Additionally Dr. Lessing examined plaintiff. Relying on a review of the medical records and plaintiff's expressions of current symptoms made during the examination, Dr. Lessing opined that plaintiff's disc problems resulted when she slipped and twisted on the stairs. He acknowledged he relied on the description of the accident provided by plaintiff.

Defendant contested liability and the necessity of treatment. Cross-examination of plaintiff, her fiancée and Dr. Lessing, as well as the factual testimony offered by the building superintendent, his wife, and the owner of TLC, Sam Pessar, tested plaintiff's version of events, the size of the detached plaster, the extent and nature of her symptoms and injury, and a possible motive for suit.

Following the jury's decision, the trial judge molded the verdict and entered judgment against defendant for $31,446.15, along with pre-judgment interest. Plaintiff's motion for a new trial was denied and this appeal ensued.

Plaintiff argues that once the jury determined she was entitled to an award for the reasonable and necessary medical expenses incurred in treating those injuries proximately caused by defendant's negligence, it was required to also award her damages for pain and suffering cause by those same injuries. She maintains this inconsistency shows the jury "failed to comprehend the issues involved in the trial and, by their verdicts, demonstrated their unfitness to determine the rights and obligations of the respective parties." Brendel v. Public Service Elec. & Gas Co., 28 N.J. Super. 500, 507 (App. Div. 1953). We disagree.

"We do not consider jury verdicts such as those returned here to be necessarily inconsistent." Love, supra, 366 N.J. Super. at 528. Here, plaintiff's credibility, particularly as to her experienced injury and the resultant pain and suffering, was strenuously challenged. Plaintiff's testimony in this regard was sparse, broad and non-specific. The jury apparently took a highly skeptical view of plaintiff's continued protests of unabated pain and inability to engage in normal activities. This view is supported by the record. Thus, it would not necessarily be inconsistent for the jury to determine plaintiff received a non-permanent injury for which certain medical treatments were reasonable, while also independently concluding plaintiff failed to prove adequate pain and suffering to support a damages verdict.

We distinguish this matter from Love, supra, which plaintiff cites to support her argument. In Love, the plaintiff endured multiple arthroscopic knee surgeries and two knee replacements, which were described at trial. 366 N.J. Super. at 531. The jury awarded the plaintiff $65,000 in lost wages and no pain and suffering. Id. at 527. We concluded the verdict was inconsistent because the jury failed to compensate plaintiff for "logically inescapable periods of pain and suffering" such as that experienced "as a consequence of . . . surgeries required, for the period of recovery, if not before and beyond[.]" Id. at 532. That basis is not present in the matter at bar. Plaintiff's treatments were principally palliative and she described the IDET procedure as "a little pinch."

Also, the jury by its award was not convinced that all of plaintiff's incurred medical costs were reasonable or necessary.
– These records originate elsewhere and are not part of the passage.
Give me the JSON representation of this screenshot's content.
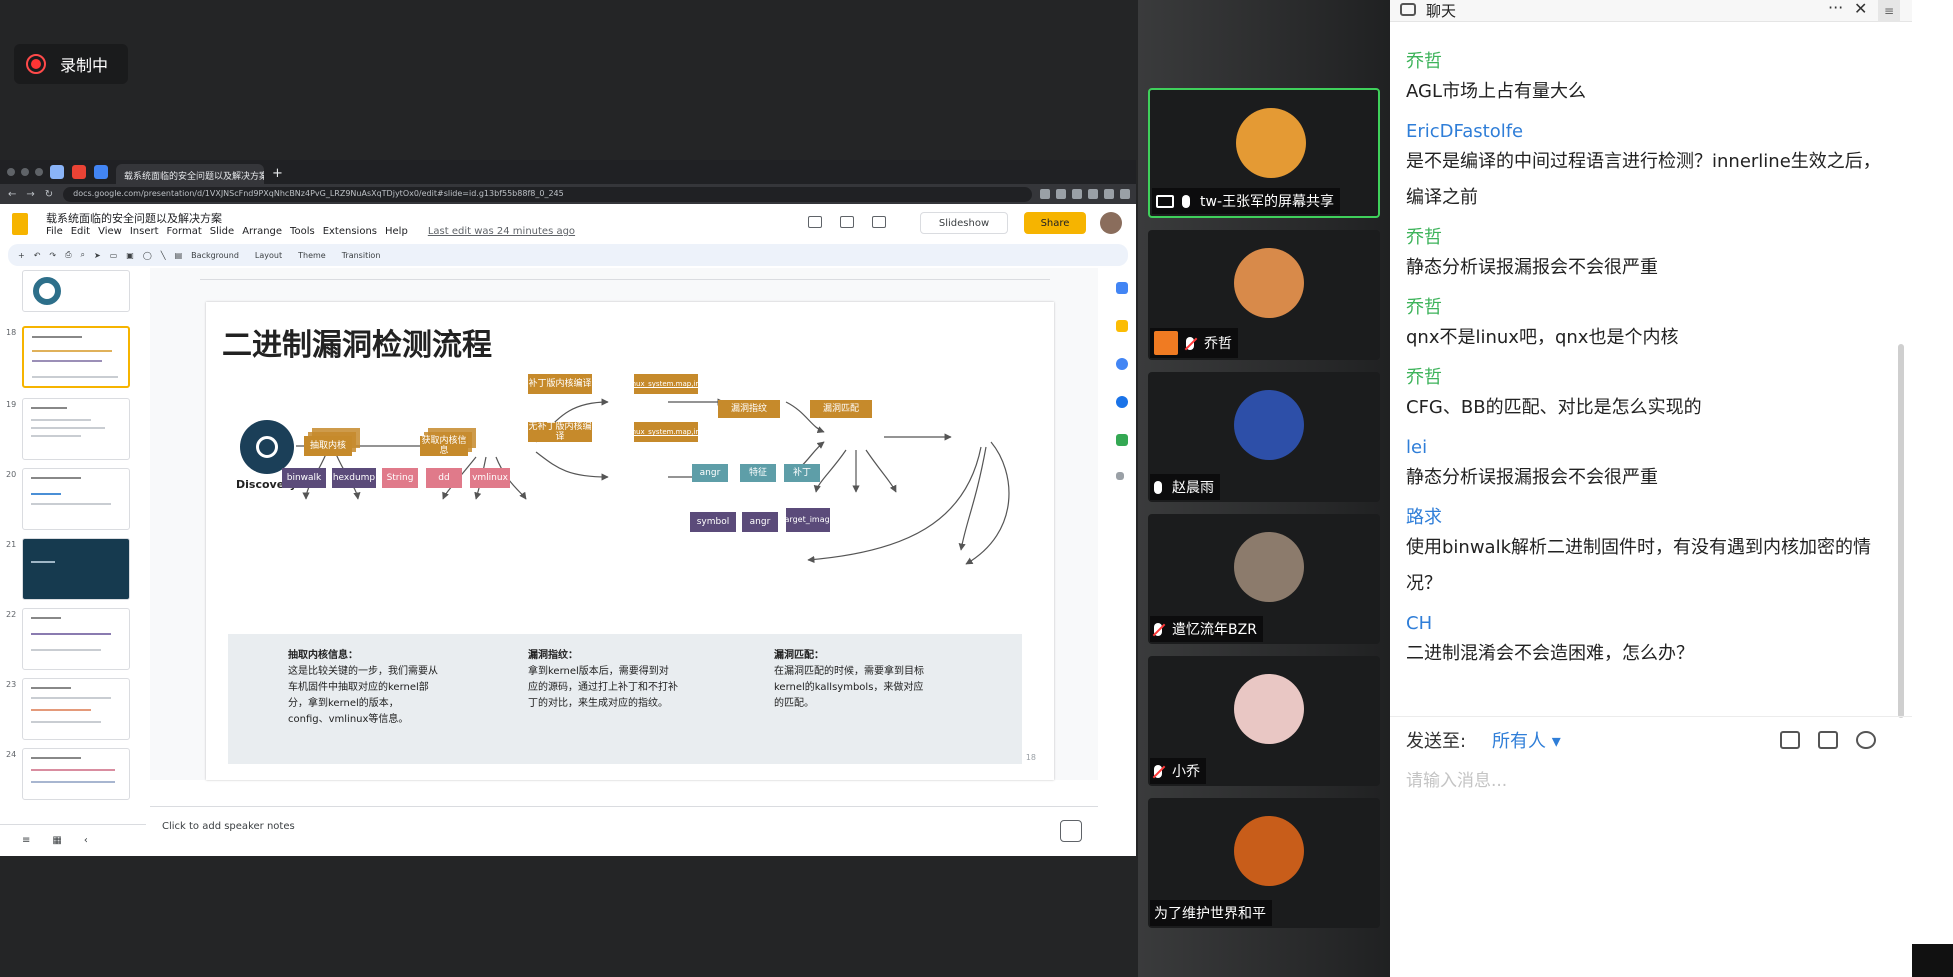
{
  "recording": {
    "label": "录制中"
  },
  "browser": {
    "tab_title": "载系统面临的安全问题以及解决方案",
    "new_tab": "+",
    "url": "docs.google.com/presentation/d/1VXJNScFnd9PXqNhcBNz4PvG_LRZ9NuAsXqTDjytOx0/edit#slide=id.g13bf55b88f8_0_245"
  },
  "slides_app": {
    "doc_title": "载系统面临的安全问题以及解决方案",
    "menu": [
      "File",
      "Edit",
      "View",
      "Insert",
      "Format",
      "Slide",
      "Arrange",
      "Tools",
      "Extensions",
      "Help"
    ],
    "last_edit": "Last edit was 24 minutes ago",
    "slideshow_label": "Slideshow",
    "share_label": "Share",
    "toolbar": {
      "background": "Background",
      "layout": "Layout",
      "theme": "Theme",
      "transition": "Transition"
    },
    "speaker_notes_placeholder": "Click to add speaker notes",
    "thumb_numbers": [
      "18",
      "19",
      "20",
      "21",
      "22",
      "23",
      "24"
    ]
  },
  "slide": {
    "title": "二进制漏洞检测流程",
    "discovery_label": "Discovery",
    "nodes": {
      "extract_kernel": "抽取内核",
      "get_kernel_info": "获取内核信息",
      "patched_kernel": "补丁版内核编译",
      "unpatched_kernel": "无补丁版内核编译",
      "vmlinux_system_top": "vmlinux_system.map,image",
      "vmlinux_system_bottom": "vmlinux_system.map,image",
      "vuln_fingerprint": "漏洞指纹",
      "vuln_match": "漏洞匹配",
      "binwalk": "binwalk",
      "hexdump": "hexdump",
      "string": "String",
      "dd": "dd",
      "vmlinux": "vmlinux",
      "angr_top": "angr",
      "feature": "特征",
      "patch": "补丁",
      "symbol": "symbol",
      "angr_bottom": "angr",
      "target_image": "target_image"
    },
    "notes": [
      {
        "heading": "抽取内核信息：",
        "body": "这是比较关键的一步，我们需要从车机固件中抽取对应的kernel部分，拿到kernel的版本，config、vmlinux等信息。"
      },
      {
        "heading": "漏洞指纹：",
        "body": "拿到kernel版本后，需要得到对应的源码，通过打上补丁和不打补丁的对比，来生成对应的指纹。"
      },
      {
        "heading": "漏洞匹配：",
        "body": "在漏洞匹配的时候，需要拿到目标kernel的kallsymbols，来做对应的匹配。"
      }
    ],
    "slide_number": "18"
  },
  "gallery": [
    {
      "name": "tw-王张军的屏幕共享",
      "color": "#e49a34"
    },
    {
      "name": "乔哲",
      "color": "#d88a4a"
    },
    {
      "name": "赵晨雨",
      "color": "#2d4fa8"
    },
    {
      "name": "遣忆流年BZR",
      "color": "#8c7b6c"
    },
    {
      "name": "小乔",
      "color": "#e9c7c4"
    },
    {
      "name": "为了维护世界和平",
      "color": "#c85d1a"
    }
  ],
  "chat": {
    "title": "聊天",
    "messages": [
      {
        "sender": "乔哲",
        "text": "AGL市场上占有量大么",
        "color": "green"
      },
      {
        "sender": "EricDFastolfe",
        "text": "是不是编译的中间过程语言进行检测？innerline生效之后，编译之前",
        "color": "blue"
      },
      {
        "sender": "乔哲",
        "text": "静态分析误报漏报会不会很严重",
        "color": "green"
      },
      {
        "sender": "乔哲",
        "text": " qnx不是linux吧，qnx也是个内核",
        "color": "green"
      },
      {
        "sender": "乔哲",
        "text": "CFG、BB的匹配、对比是怎么实现的",
        "color": "green"
      },
      {
        "sender": "lei",
        "text": "静态分析误报漏报会不会很严重",
        "color": "blue"
      },
      {
        "sender": "路求",
        "text": "使用binwalk解析二进制固件时，有没有遇到内核加密的情况？",
        "color": "blue"
      },
      {
        "sender": "CH",
        "text": "二进制混淆会不会造困难，怎么办？",
        "color": "blue"
      }
    ],
    "send_to_label": "发送至:",
    "recipient": "所有人 ▾",
    "input_placeholder": "请输入消息..."
  }
}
Defendant's trial strategy challenged Dr. Lessing's unfamiliarity with the IDET surgery. Dr. Lessing admitted he was neither trained nor read about the surgery. Further he acknowledged the procedure was "relatively new" and he had not read the medical studies identified by the defense that concluded the procedure "may be no better than a placebo." Although we cannot conclude with certitude that the $10,400 expense for IDET procedure was the item excluded by the jury, we are struck by the closeness of that cost to the difference in the damages claimed and the amount awarded.

Accordingly, as found by the trial court, we conclude there was sufficient credible evidence present in the record as a whole to support the jury's verdict, which did not constitute a miscarriage of justice under the law. Crego v. Carp, 295 N.J. Super. 565, 577-579 (App. Div. 1996) certif. denied, 149 N.J. 34 (1997).